The Second School of Clinical Medicine, Southern Medical University, Guangzhou, 510080, China.
Curr Med Sci. 2023 Jun;43(3):496-504. doi: 10.1007/s11596-023-2741-6. Epub 2023 May 30.
Vitamin D (VD) deficiency was reported to contribute to the progression of Crohn's disease (CD) and affect the prognosis of CD patients. This study investigated the role of serum VD, body mass index (BMI), and tumor necrosis factor alpha (TNF-α) in the diagnosis of Crohn's disease.

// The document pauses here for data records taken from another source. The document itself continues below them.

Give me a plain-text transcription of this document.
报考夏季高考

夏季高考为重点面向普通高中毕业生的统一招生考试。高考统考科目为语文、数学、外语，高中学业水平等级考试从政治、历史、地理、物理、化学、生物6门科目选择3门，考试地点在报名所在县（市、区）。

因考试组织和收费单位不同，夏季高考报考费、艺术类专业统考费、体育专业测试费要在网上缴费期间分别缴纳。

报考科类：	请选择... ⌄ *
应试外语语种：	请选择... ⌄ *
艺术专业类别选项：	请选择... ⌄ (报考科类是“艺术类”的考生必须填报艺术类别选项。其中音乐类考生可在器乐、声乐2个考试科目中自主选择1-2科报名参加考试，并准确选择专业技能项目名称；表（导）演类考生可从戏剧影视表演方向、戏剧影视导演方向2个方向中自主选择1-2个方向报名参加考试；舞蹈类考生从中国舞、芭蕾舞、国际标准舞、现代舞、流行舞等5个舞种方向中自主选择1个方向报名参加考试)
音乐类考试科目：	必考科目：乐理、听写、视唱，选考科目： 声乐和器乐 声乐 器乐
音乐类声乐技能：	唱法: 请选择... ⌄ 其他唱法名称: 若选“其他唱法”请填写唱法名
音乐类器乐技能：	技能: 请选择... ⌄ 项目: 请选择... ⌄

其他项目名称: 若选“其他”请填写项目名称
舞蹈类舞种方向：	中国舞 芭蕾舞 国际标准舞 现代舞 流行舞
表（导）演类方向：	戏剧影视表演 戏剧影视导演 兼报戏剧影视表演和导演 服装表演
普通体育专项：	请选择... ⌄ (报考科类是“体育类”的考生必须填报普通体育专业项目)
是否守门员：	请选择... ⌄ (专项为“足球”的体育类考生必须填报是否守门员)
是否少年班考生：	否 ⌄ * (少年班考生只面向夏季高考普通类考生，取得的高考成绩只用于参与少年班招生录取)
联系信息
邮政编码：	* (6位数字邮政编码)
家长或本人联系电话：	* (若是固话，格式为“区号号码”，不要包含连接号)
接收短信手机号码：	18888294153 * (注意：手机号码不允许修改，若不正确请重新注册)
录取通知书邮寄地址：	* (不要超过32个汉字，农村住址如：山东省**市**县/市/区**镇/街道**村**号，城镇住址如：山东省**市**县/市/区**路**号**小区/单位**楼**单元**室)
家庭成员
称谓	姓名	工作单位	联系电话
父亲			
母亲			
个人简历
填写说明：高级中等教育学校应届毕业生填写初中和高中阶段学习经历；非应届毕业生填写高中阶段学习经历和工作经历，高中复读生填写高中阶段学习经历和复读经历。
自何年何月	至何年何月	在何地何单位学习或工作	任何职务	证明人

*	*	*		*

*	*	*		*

CD patients (n=76) and healthy subjects (n=76) were enrolled between May 2019 and December 2020. The serum 25-hydroxyvitamin D [25(OH)D] levels, BMI, and TNF-α levels, together with other biochemical parameters, were assessed before treatment. The diagnostic efficacy of the single and joint detection of serum 25(OH)D, BMI, and TNF-α was determined using receiver operating characteristic (ROC) curves.
The levels of 25(OH) D, BMI, and nutritional indicators, including hemoglobin, total protein, albumin, and high-density lipoprotein cholesterol, were much lower, and the TNF-α levels were much higher in the CD patients than in the healthy subjects (P<0.05 for all). The areas under the ROC curve for the single detection of 25(OH)D, BMI, and TNF-α were 0.887, 0.896, and 0.838, respectively, with the optimal cutoff values being 20.64 ng/mL, 19.77 kg/m, and 6.85 fmol/mL, respectively. The diagnostic efficacy of the joint detection of 25(OH)D, BMI, and TNF-α was the highest, with an area under the ROC curve of 0.988 (95%CI: 0.968-1.000).
The joint detection of 25(OH)D, TNF-α, and BMI showed high sensitivity, specificity, and accuracy in CD diagnosis; thus, it would be effective for the diagnosis of CD in clinical practice.
维生素 D(VD)缺乏被报道与克罗恩病(CD)的进展有关,并影响 CD 患者的预后。本研究旨在探讨血清 VD、体重指数(BMI)和肿瘤坏死因子-α(TNF-α)在 CD 诊断中的作用。
本研究纳入了 2019 年 5 月至 2020 年 12 月期间的 76 例 CD 患者和 76 例健康对照者。在治疗前评估了血清 25-羟维生素 D [25(OH)D]水平、BMI 和 TNF-α水平以及其他生化参数。使用受试者工作特征(ROC)曲线确定血清 25(OH)D、BMI 和 TNF-α 的单一和联合检测的诊断效能。
CD 患者的 25(OH)D 水平、BMI 以及包括血红蛋白、总蛋白、白蛋白和高密度脂蛋白胆固醇在内的营养指标均显著低于健康对照者,而 TNF-α水平显著高于健康对照者(均 P<0.05)。25(OH)D、BMI 和 TNF-α 的单项检测的 ROC 曲线下面积分别为 0.887、0.896 和 0.838,最佳截断值分别为 20.64ng/mL、19.77kg/m2 和 6.85fmol/mL。25(OH)D、BMI 和 TNF-α 联合检测的诊断效能最高,ROC 曲线下面积为 0.988(95%CI:0.968-1.000)。
25(OH)D、TNF-α 和 BMI 的联合检测在 CD 诊断中具有较高的灵敏度、特异性和准确性;因此,在临床实践中对 CD 的诊断具有有效性。